Wasson spent years doing video interviews with older nuns who lived in the monastery.

“Every time I’d go out there, I’d come home feeling 200 times lighter,” he said. “There’s something magic out there.”

In a message on an Arkansas history listserv, Wasson wrote, “I love the sisters and I understand their needs but this news has gutted me like a fish.”

Rachel Patton, executive director of Preserve Arkansas, said it was “extremely unfortunate news.” She noted that the building is on the National Register of Historic Places and would be eligible for preservation grant funding.

The old monastery building at 1301 South Albert Pike Ave. was completed in 1924 after the Benedictine sisters relocated from their original Arkansas home in rural Logan County to what was then the outskirts of Fort Smith.

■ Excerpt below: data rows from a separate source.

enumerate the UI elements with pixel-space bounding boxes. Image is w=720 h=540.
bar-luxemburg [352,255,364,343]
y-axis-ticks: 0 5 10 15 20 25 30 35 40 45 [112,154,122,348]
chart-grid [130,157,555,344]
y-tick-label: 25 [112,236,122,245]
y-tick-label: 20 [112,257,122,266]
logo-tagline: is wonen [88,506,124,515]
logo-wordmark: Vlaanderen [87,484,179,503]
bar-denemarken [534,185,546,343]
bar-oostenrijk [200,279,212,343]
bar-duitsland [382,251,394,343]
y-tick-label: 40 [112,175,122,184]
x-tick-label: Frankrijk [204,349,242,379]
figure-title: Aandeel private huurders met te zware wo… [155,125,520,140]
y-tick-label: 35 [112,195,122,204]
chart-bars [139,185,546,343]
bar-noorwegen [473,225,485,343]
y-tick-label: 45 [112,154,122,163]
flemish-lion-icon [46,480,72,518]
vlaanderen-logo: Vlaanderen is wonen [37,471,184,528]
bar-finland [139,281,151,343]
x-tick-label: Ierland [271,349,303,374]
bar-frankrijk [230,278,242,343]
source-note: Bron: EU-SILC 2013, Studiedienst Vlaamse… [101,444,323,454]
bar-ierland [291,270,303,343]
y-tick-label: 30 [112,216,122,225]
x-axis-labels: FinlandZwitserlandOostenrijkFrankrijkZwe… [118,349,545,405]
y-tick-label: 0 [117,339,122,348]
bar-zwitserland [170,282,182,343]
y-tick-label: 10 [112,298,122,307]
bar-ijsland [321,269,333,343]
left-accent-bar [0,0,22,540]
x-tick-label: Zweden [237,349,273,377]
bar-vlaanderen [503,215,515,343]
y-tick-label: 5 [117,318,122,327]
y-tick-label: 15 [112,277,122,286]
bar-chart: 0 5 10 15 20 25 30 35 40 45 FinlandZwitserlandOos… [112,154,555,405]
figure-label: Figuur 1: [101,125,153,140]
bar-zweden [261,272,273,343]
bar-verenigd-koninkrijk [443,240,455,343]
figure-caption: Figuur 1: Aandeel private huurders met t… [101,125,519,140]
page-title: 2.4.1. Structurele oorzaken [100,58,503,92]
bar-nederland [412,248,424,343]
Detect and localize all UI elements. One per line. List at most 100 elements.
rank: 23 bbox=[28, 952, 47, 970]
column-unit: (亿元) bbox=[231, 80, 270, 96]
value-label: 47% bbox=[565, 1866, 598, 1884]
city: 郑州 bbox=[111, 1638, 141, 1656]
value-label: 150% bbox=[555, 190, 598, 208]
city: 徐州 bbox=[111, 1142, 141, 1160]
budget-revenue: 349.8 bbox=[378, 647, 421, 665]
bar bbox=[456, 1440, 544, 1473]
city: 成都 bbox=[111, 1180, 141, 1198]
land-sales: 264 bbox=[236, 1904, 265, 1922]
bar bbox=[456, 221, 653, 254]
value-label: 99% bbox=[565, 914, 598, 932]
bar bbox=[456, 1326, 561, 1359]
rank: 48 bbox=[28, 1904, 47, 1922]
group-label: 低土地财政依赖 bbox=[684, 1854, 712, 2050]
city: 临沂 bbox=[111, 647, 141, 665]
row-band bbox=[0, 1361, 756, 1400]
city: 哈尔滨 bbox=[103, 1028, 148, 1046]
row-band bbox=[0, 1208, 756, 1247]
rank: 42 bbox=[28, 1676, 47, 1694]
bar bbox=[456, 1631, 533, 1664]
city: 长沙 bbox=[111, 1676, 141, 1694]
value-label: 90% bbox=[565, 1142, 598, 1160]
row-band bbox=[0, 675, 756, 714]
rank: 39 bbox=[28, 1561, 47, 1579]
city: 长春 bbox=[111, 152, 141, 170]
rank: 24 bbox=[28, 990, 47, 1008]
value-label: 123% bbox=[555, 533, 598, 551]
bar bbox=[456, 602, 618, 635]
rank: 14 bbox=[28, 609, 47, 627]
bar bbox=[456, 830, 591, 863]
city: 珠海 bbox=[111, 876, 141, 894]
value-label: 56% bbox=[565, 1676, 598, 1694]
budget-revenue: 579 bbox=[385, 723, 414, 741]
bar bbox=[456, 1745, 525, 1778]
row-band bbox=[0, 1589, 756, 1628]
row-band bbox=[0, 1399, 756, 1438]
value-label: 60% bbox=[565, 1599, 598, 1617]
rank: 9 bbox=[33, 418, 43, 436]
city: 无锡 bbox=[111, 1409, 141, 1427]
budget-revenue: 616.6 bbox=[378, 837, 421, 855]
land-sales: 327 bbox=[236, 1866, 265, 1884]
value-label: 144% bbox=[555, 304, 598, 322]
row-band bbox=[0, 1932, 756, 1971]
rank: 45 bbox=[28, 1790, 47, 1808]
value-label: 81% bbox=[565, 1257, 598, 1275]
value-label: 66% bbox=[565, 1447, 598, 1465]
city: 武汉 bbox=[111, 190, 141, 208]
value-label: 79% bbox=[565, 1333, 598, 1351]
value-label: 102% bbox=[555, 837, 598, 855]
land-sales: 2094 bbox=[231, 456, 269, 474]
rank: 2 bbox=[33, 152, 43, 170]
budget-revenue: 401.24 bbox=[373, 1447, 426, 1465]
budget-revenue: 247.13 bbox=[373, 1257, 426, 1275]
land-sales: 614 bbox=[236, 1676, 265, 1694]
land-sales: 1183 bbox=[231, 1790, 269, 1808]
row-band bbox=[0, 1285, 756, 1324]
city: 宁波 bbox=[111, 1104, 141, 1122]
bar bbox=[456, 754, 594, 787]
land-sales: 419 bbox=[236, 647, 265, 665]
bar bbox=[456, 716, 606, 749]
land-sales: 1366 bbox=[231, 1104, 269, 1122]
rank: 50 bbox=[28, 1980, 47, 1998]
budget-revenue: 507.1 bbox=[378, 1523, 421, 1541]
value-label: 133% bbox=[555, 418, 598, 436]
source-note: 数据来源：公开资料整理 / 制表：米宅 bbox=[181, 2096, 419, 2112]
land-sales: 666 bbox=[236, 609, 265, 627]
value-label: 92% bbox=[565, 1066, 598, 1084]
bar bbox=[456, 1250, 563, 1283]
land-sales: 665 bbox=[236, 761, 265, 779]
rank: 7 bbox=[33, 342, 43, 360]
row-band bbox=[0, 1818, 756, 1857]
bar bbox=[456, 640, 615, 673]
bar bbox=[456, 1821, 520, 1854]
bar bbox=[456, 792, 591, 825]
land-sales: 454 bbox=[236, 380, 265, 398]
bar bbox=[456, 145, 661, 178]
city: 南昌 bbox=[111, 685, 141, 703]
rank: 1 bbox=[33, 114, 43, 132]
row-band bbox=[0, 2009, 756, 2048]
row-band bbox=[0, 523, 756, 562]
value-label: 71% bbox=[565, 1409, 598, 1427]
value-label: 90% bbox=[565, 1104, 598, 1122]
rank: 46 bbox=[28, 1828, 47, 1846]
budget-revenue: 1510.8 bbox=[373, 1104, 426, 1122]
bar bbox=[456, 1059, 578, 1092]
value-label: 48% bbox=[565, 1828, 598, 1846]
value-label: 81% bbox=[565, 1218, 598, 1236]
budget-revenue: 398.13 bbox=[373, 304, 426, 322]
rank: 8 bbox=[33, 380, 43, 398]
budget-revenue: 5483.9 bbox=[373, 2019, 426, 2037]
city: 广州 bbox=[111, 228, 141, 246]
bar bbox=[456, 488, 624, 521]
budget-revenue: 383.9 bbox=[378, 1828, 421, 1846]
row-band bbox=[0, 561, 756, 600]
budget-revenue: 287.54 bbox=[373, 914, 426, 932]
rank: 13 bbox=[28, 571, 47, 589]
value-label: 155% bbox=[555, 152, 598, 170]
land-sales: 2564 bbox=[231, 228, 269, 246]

“At the time, the building was a school for day and boarding students for first through 12th grades, in addition to being their monastic home when sisters came back to Fort Smith from their missions throughout Arkansas and adjoining states,” according to the news release.

In the late 19th century, the Cairo and Fulton Railroad Company invited monks and nuns to western Arkansas to serve German Catholic immigrants who were being encouraged to settle along the new railroad lines.

St. Scholastica Monastery began in 1879 in the Logan County community of Shoal Creek, more commonly known as New Blaine. In 1924, the sisters moved the “motherhouse” to Fort Smith, 60 miles to the west.

The first part of the building was built in 1923-24, according to St. Scholastica. F.W. Redlich from Oklahoma City was the architect of the five-story building.

“In the original structure completed in September 1924, Saint Scholastica Convent living quarters were in attic floor and temporary chapel on first floor,” according to the National Register nomination. “When St. Joseph Academy (established in January 1879) moved from Shoal Creek to Ft. Smith in 1924 and settled into this building it changed its name to St. Scholastica Academy, having classrooms and dormitory space for boarders on the 3rd and 4th floors. The dining room was on the basement floor, partitions with one half for academy girls, the sisters utilizing the other half.”

Other additions and alterations have been made to St. Scholastica Monastery, but the architectural integrity of the original convent wing has been retained, according to the nomination.

St. Scholastica constructed a new academy building in 1958, but the academy closed in 1968.

An addition was built on the north side of the original building in 1929, including a chapel, gym, swimming pool and chaplain’s quarters.

On the west end of that addition is a six-story tower that has two decorated buttressed towers that rise almost seven stories, according to the National Register nomination form.

“Over the years, the sisters taught in 62 schools in five states, conducted twelve music schools, and operated five hospitals and two orphanages,” according to St. Scholastica. “As the number of sisters declined and the median age of sisters increased, the community gradually discontinued their institutional ministries and emphasized their monastic roots as envisioned by St. Benedict in the sixth century. Praying, living, and working together is the main ministry of the sisters.”

The monastery currently operates Hesychia House of Prayer in Shoal Creek (now New Blaine) on the grounds of the original site of the monastery, sponsors a scholarship program for girls in Esquipulas, Guatemala, and helps in Hispanic ministry, according to St. Scholastica.